2. Random speed: This is the speed which your operating system(windows/linux/android) uses(aka boot, restart, software open etc) & is also used when transferring large number of small size files(say a folder with hundreds of photos each with size around few hundred kb or mb).

Rule of thumb is, sequential speeds are always much more than random speeds.
Think of it as a Ferrari with 0 to 100kmph in 5 seconds given a 1 km road in case of sequential speed & a 20m stretch in case of random speed & you can imagine the avg speed achieved by Ferrari in both cases. For Hindi users it can be more humorously explained by below meme.
Basically, a device can never utilize its full speeds for random speed because by the time the device would have achieved its max speeds the task is already finished so again start from zero.
Now the second most important thing to consider is, Bottleneck.

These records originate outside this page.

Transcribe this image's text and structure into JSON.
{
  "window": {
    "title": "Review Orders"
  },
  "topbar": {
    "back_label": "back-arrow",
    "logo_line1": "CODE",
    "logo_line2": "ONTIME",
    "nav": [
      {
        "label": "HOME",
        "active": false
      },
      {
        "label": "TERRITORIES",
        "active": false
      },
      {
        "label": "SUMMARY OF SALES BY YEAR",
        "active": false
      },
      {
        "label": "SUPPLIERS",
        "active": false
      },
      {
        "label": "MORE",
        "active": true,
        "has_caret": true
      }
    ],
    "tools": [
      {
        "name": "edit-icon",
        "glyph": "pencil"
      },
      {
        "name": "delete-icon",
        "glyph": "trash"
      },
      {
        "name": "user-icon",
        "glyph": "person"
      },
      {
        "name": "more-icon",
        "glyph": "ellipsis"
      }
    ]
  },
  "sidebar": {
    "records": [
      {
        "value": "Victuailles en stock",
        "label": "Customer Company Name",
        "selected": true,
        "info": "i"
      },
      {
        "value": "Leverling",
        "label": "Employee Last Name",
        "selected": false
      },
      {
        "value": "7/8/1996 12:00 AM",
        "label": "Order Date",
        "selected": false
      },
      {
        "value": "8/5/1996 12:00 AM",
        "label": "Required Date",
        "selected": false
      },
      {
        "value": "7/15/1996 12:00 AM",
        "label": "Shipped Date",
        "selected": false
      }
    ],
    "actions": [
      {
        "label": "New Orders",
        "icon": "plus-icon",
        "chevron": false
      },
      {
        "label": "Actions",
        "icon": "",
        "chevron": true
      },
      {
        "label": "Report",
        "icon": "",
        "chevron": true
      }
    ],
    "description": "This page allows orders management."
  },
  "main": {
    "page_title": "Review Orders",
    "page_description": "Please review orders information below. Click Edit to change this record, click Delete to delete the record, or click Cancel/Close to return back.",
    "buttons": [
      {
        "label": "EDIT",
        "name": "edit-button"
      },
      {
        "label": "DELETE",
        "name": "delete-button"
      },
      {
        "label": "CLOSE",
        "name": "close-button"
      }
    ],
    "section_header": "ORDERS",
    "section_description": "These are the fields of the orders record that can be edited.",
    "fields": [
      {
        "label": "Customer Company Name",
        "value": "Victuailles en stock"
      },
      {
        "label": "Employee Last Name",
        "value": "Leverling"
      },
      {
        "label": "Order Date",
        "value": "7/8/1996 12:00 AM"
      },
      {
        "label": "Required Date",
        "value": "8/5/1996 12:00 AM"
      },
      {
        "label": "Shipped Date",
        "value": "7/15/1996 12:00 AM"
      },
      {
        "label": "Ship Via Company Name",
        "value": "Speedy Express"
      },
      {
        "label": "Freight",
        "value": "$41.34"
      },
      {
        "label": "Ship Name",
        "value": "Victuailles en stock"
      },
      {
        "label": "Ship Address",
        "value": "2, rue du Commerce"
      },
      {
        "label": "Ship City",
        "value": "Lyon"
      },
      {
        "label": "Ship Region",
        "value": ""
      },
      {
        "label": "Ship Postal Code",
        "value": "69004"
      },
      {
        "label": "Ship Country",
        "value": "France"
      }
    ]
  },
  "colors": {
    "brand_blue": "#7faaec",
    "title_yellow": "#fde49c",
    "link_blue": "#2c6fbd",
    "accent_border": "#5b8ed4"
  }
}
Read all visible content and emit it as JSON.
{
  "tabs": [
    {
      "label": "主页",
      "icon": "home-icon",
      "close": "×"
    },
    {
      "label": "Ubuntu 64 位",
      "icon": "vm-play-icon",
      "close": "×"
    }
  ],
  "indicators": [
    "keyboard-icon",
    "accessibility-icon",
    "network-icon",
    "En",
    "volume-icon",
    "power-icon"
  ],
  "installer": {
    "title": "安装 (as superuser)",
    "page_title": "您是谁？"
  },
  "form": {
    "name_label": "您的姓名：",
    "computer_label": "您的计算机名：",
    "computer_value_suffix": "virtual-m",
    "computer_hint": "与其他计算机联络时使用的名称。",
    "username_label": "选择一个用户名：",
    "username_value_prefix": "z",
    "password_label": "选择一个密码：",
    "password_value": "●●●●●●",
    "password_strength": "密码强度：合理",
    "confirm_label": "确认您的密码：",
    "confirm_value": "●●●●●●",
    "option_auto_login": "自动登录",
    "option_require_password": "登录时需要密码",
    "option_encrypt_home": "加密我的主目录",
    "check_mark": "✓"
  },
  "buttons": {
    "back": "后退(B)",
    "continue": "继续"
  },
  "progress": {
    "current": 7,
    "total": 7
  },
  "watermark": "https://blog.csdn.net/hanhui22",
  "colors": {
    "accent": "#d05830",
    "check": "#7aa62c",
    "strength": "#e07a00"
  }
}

Imagine you are waiting at a traffic signal for green light & in front of you is a manual non-motor rickshaw with no space to overtake it from side. Once the light turn green the rickshaw start moving at 10kmph & your vehicle will also need to move at same speed to avoid collision until that rickshaw move out of your front or you get some side space to overtake it. In this case rickshaw is your vehicle’s bottleneck. Similarly in case of any device speed achieved in a system/process one need to take a look at what is the bottleneck because no device speed can be more than the bottleneck in the system/process.
Most people have laptop/desktop with hdd or sata ssd so using them as source/destination with a 5000MB/s NVMe SSD will result in them being the bottleneck & one will never see more than 150MB/s(typical HDD max sequential speed) or 500MB/s (typical SATA SSD max sequential speed) during transfer. To see the 5000/7000MB/s speed during transfer one need two of such NVMe ssd installed within the same pc(laptop/desktop) with one acting as source & other as destination to remove the bottleneck.
So to conclude, don’t buy a SSD just based on its max advertised speed which is always its max sequential speed. Decide based on your usage(more sequential data transfer usage or more random data transfer usage) & the bottleneck in your system(system already having HDD/SATA SSD or only 1 NVMe slot).